Que faire si vous détestez votre travail, mais que vous ne pouvez pas « simplement arrêter »

Carrière Illo de Que faire si vous détestez votre travailEnregistrer l'histoireEnregistrez cette histoireEnregistrer l'histoireEnregistrez cette histoire

Le conseil incontournable pour savoir quoi faire si vous détestez votre travail est souvent une version deArrêtez simplement! Donnez la priorité à votre santé mentale ! Ce qui semble étonnant en théorie. Le problème ? Ce n'est pas si simple.

Peu de gens vraimentamourleur travail cent pour cent du temps : selon les experts avec lesquels nous avons parlé, il est courant de se sentir stressé, dépassé et même de ne pas aimer son travail de temps en temps, même si c'est aussi très différent d'éprouver une peur constante.épuisement professionnel et le détachement émotionnel. Ce sont des signes que votre santé mentale a été sérieusement affectée.



Prénoms féminins coréens

Mais non seulement il est irréaliste de dire à quelqu’un de s’éloigner de sa principale source de revenus, mais c’est aussi extrêmement dédaigneux selonKerri Smith-Osei LMFTthérapeute agréé et fondateur de Nuff Healing à Woodland Hills en Californie. C’est en fait un conseil horrible que Smith-Osei donne à SELF. D’une part, toute personne coincée dans un métier misérable a très certainement déjà pensé (rêvé !) à partir. Plus important encore, les gens ont des responsabilités, souligne-t-elle. Ils ont des factures. Leur assurance maladie est généralement liée à leur emploi. Et pour les communautés marginalisées, il existe des systèmes qui rendent très difficile l’abandon du tabac.

C’est pourquoi toute personne occupant ce poste mérite de meilleurs conseils pratiques, du genre qui ne sont pas déconnectés ou génériquement ringards. Et même s’il n’existe malheureusement pas de solution miracle aux problèmes systémiques de longue date qui nous maintiennent dans des positions peu souhaitables, nous avons demandé aux thérapeutes les conseils les plus réalistes sur ce qu’il faut faire si vous détestez votre travail et ne pouvez pas vous permettre de le quitter.

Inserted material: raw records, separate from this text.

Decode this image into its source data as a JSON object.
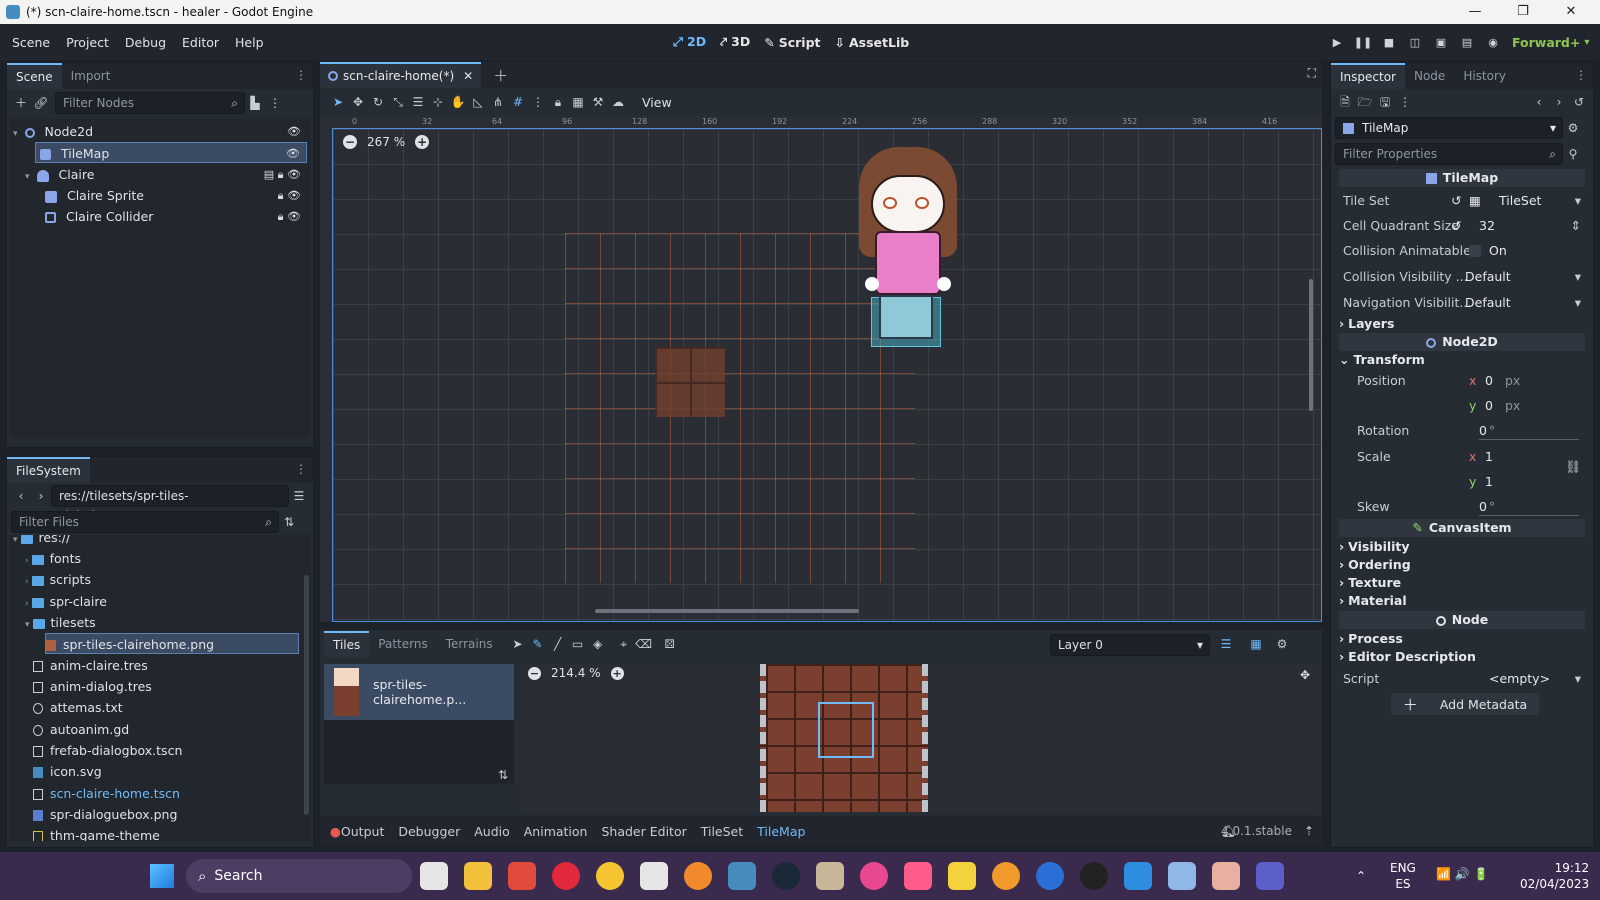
{
  "window": {
    "title": "(*) scn-claire-home.tscn - healer - Godot Engine"
  },
  "menu": {
    "items": [
      "Scene",
      "Project",
      "Debug",
      "Editor",
      "Help"
    ],
    "workspaces": [
      {
        "icon": "2d-icon",
        "label": "2D"
      },
      {
        "icon": "3d-icon",
        "label": "3D"
      },
      {
        "icon": "script-icon",
        "label": "Script"
      },
      {
        "icon": "assetlib-icon",
        "label": "AssetLib"
      }
    ],
    "renderer": "Forward+"
  },
  "scene_dock": {
    "tabs": [
      "Scene",
      "Import"
    ],
    "filter_placeholder": "Filter Nodes",
    "nodes": [
      {
        "label": "Node2d"
      },
      {
        "label": "TileMap"
      },
      {
        "label": "Claire"
      },
      {
        "label": "Claire Sprite"
      },
      {
        "label": "Claire Collider"
      }
    ]
  },
  "filesystem": {
    "tab": "FileSystem",
    "path": "res://tilesets/spr-tiles-clairehome.png",
    "filter_placeholder": "Filter Files",
    "items": [
      {
        "label": "res://"
      },
      {
        "label": "fonts"
      },
      {
        "label": "scripts"
      },
      {
        "label": "spr-claire"
      },
      {
        "label": "tilesets"
      },
      {
        "label": "spr-tiles-clairehome.png"
      },
      {
        "label": "anim-claire.tres"
      },
      {
        "label": "anim-dialog.tres"
      },
      {
        "label": "attemas.txt"
      },
      {
        "label": "autoanim.gd"
      },
      {
        "label": "frefab-dialogbox.tscn"
      },
      {
        "label": "icon.svg"
      },
      {
        "label": "scn-claire-home.tscn"
      },
      {
        "label": "spr-dialoguebox.png"
      },
      {
        "label": "thm-game-theme"
      }
    ]
  },
  "editor": {
    "tab": "scn-claire-home(*)",
    "zoom": "267 %",
    "view_label": "View",
    "ruler_marks": [
      "0",
      "32",
      "64",
      "96",
      "128",
      "160",
      "192",
      "224",
      "256",
      "288",
      "320",
      "352",
      "384",
      "416"
    ]
  },
  "tilemap_panel": {
    "tabs": [
      "Tiles",
      "Patterns",
      "Terrains"
    ],
    "source_name": "spr-tiles-clairehome.p...",
    "zoom": "214.4 %",
    "layer": "Layer 0"
  },
  "bottom_bar": {
    "tabs": [
      "Output",
      "Debugger",
      "Audio",
      "Animation",
      "Shader Editor",
      "TileSet",
      "TileMap"
    ],
    "version": "4.0.1.stable"
  },
  "inspector": {
    "tabs": [
      "Inspector",
      "Node",
      "History"
    ],
    "object": "TileMap",
    "filter_placeholder": "Filter Properties",
    "class_header": "TileMap",
    "tile_set": {
      "label": "Tile Set",
      "value": "TileSet"
    },
    "cell_quadrant": {
      "label": "Cell Quadrant Size",
      "value": "32"
    },
    "collision_animatable": {
      "label": "Collision Animatable",
      "value": "On"
    },
    "collision_visibility": {
      "label": "Collision Visibility ...",
      "value": "Default"
    },
    "navigation_visibility": {
      "label": "Navigation Visibilit...",
      "value": "Default"
    },
    "layers": "Layers",
    "node2d_header": "Node2D",
    "transform": "Transform",
    "position": {
      "label": "Position",
      "x": "0",
      "y": "0",
      "unit": "px"
    },
    "rotation": {
      "label": "Rotation",
      "value": "0",
      "unit": "°"
    },
    "scale": {
      "label": "Scale",
      "x": "1",
      "y": "1"
    },
    "skew": {
      "label": "Skew",
      "value": "0",
      "unit": "°"
    },
    "canvasitem_header": "CanvasItem",
    "canvas_groups": [
      "Visibility",
      "Ordering",
      "Texture",
      "Material"
    ],
    "node_header": "Node",
    "node_groups": [
      "Process",
      "Editor Description"
    ],
    "script": {
      "label": "Script",
      "value": "<empty>"
    },
    "add_metadata": "Add Metadata"
  },
  "taskbar": {
    "search": "Search",
    "lang_1": "ENG",
    "lang_2": "ES",
    "time": "19:12",
    "date": "02/04/2023"
  }
}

Voici leurs conseils.

1. Répondez à vos attentes, rien de plus.

Dans le jour d'aujourd'huiculture agitéeil y a souvent une pression pour aller au-delà de vos tâches quotidiennes. Couvrir le quart de travail d’un collègue malade, répondre à des courriels à toute heure et assister à des réunions obligatoires, même pendant votre jour de congé… c’est ce que vous êtes censé faire, n’est-ce pas ?

Mais lorsque votre travail détruit complètement votre santé mentale, l’une des choses les plus simples que vous puissiez faire est de réduire un peu votre charge de travail – et il existe des moyens de le faire sans nuire à votre réputation ni être signalé pour de mauvaises performances. Ne le faites passouseffectuez Smith-Osei, c'est-à-dire ne commencez pas à vous présenter avec une heure de retard ou à abandonner les tâches critiques que vous êtes censé accomplir.

Au lieu de cela, trouvez votre propre définition du strict minimum suggéré par Smith-Osei, qui peut ressembler à dire « Je vais vous répondre demain » au lieu de répondre à toutes les demandes de fin de soirée qui arrivent sur votre table ou de désactiver les notifications après les heures d'ouverture parce que cela protège littéralement votre paix. En d’autres termes, faites ce qui est nécessaire et restez-en là.

2. Réservez du temps pour les pauses (et utilisez-les réellement).

Ne vous contentez pas de déjeuner en répondant à des appels ou en assistant à une réunion. Profitez des pauses désignées pour vous éloigner et prendre une pause. La plupart du temps, nous allons à la salle de pause ou autre et nous voyons encore nos collègues parler de travail.Tiffany Young PhD LPCun thérapeute basé à Waxahachie Texas et auteur de Objectifs d'anxiété : le petit livre noir de la gestion quotidienne de l'anxiété chez les femmes noires » dit SELF.

noms pour les mentorats

Lorsque votre travail a des conséquences néfastes sur votre santé mentale, même de courtes périodes de détachement peuvent vous aider à vous sentir moins dépassé. Alors allez dans votre voiture et écoutez de la musique ou un podcast par exemple. Réservez 15 minutes sur votre calendrier et faites une promenade rapide l'après-midi sans pression pour être productif. Ou utilisez un midienvie de cafécomme excuse pour échapper physiquement à un patron micro-gérant.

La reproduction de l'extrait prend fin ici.